Wednesday, August 1, 2012

Hospital Horror Story: Medication Screw up puts Patient in ICU

A 93 year old home bound senior was admitted to Henry Mayo Newhall Memorial Hospital for dehydration and had low blood pressure that required intravenous medication to reverse the downward sloping blood pressure. The admitting doctor diligently ordered a blood pressure medicine meant to increase the blood pressure. A medicine was started and the physician asked the hospital staff to call him with the new blood pressure readings.
The hospital staff called the physician with the blood pressure reading as the new medicine should be working by now....but the pressure was lower...the physician asked for an increased amount of the medicine and the blood pressure continued to drop.
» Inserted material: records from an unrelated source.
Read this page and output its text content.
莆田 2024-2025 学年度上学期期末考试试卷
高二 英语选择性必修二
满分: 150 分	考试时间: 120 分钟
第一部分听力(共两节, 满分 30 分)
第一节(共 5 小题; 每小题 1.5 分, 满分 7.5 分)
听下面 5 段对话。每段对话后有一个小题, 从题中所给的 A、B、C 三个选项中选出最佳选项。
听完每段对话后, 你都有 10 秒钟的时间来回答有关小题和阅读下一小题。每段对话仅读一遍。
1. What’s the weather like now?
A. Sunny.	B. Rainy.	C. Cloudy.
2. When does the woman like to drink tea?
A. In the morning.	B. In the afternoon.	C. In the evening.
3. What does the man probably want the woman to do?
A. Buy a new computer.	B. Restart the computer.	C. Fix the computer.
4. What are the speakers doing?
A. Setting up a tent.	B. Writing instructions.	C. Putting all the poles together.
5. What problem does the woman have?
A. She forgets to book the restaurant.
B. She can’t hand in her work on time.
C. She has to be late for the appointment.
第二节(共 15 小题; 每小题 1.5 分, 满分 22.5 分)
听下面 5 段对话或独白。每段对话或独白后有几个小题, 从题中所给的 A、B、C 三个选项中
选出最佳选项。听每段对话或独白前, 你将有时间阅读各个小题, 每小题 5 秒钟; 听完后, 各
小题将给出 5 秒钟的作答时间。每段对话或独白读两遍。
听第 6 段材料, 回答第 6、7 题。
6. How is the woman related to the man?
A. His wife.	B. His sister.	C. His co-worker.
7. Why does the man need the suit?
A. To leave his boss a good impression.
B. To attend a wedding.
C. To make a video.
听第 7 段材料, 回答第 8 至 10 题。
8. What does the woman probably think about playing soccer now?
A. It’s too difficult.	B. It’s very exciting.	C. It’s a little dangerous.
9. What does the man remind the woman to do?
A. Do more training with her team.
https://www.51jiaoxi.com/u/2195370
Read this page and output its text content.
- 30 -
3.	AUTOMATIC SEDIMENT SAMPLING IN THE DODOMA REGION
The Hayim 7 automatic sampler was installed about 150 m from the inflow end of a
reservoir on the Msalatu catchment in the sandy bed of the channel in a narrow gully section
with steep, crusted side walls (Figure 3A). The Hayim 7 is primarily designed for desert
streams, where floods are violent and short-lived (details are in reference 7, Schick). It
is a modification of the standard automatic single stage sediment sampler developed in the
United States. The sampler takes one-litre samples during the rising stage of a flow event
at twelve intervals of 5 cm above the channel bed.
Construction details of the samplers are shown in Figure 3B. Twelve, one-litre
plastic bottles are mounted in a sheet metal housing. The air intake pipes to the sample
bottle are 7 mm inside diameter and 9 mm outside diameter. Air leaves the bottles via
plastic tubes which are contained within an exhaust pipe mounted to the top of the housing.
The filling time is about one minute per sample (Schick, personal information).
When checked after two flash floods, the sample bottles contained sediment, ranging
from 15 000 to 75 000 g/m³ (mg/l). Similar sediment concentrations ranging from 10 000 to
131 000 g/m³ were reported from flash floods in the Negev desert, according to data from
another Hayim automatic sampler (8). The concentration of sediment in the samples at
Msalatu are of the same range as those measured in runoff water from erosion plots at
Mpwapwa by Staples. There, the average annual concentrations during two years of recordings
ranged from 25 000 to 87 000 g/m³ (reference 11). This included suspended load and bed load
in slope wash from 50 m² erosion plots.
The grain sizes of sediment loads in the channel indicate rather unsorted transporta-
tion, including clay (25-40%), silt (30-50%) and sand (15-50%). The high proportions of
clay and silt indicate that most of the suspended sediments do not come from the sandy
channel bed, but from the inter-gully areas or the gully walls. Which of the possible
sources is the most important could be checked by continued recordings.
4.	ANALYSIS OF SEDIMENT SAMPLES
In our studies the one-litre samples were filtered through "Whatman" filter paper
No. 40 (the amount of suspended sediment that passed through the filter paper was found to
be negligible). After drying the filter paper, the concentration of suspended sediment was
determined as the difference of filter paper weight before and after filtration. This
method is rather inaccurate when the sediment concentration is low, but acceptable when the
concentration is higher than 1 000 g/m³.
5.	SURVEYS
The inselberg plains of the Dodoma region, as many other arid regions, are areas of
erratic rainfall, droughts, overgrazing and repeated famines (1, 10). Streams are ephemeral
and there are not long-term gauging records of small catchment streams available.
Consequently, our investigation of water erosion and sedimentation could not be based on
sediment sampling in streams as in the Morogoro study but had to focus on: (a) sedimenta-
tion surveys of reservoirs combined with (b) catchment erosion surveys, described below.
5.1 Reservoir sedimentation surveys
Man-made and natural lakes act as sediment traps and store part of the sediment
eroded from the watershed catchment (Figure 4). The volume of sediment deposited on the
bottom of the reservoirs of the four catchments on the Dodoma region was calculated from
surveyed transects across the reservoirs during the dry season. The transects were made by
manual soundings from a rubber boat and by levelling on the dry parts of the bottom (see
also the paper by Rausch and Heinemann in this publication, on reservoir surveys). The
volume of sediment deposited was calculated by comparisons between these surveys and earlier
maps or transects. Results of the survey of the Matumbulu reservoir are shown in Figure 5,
The physician came to the hospital to see the patient and was shocked by what was found. After determining the condition of the patient he transferred her to the ICU as she was becoming critical. What the physician discovered was the complete reversal error by the hospital. Instead of starting the patient on (dopamine) a medicine to RAISE blood pressure the patient was given a blood pressure LOWERING medicine (nitroglycerin). Through the diligence of the physician the patient recovered and subsequently went home.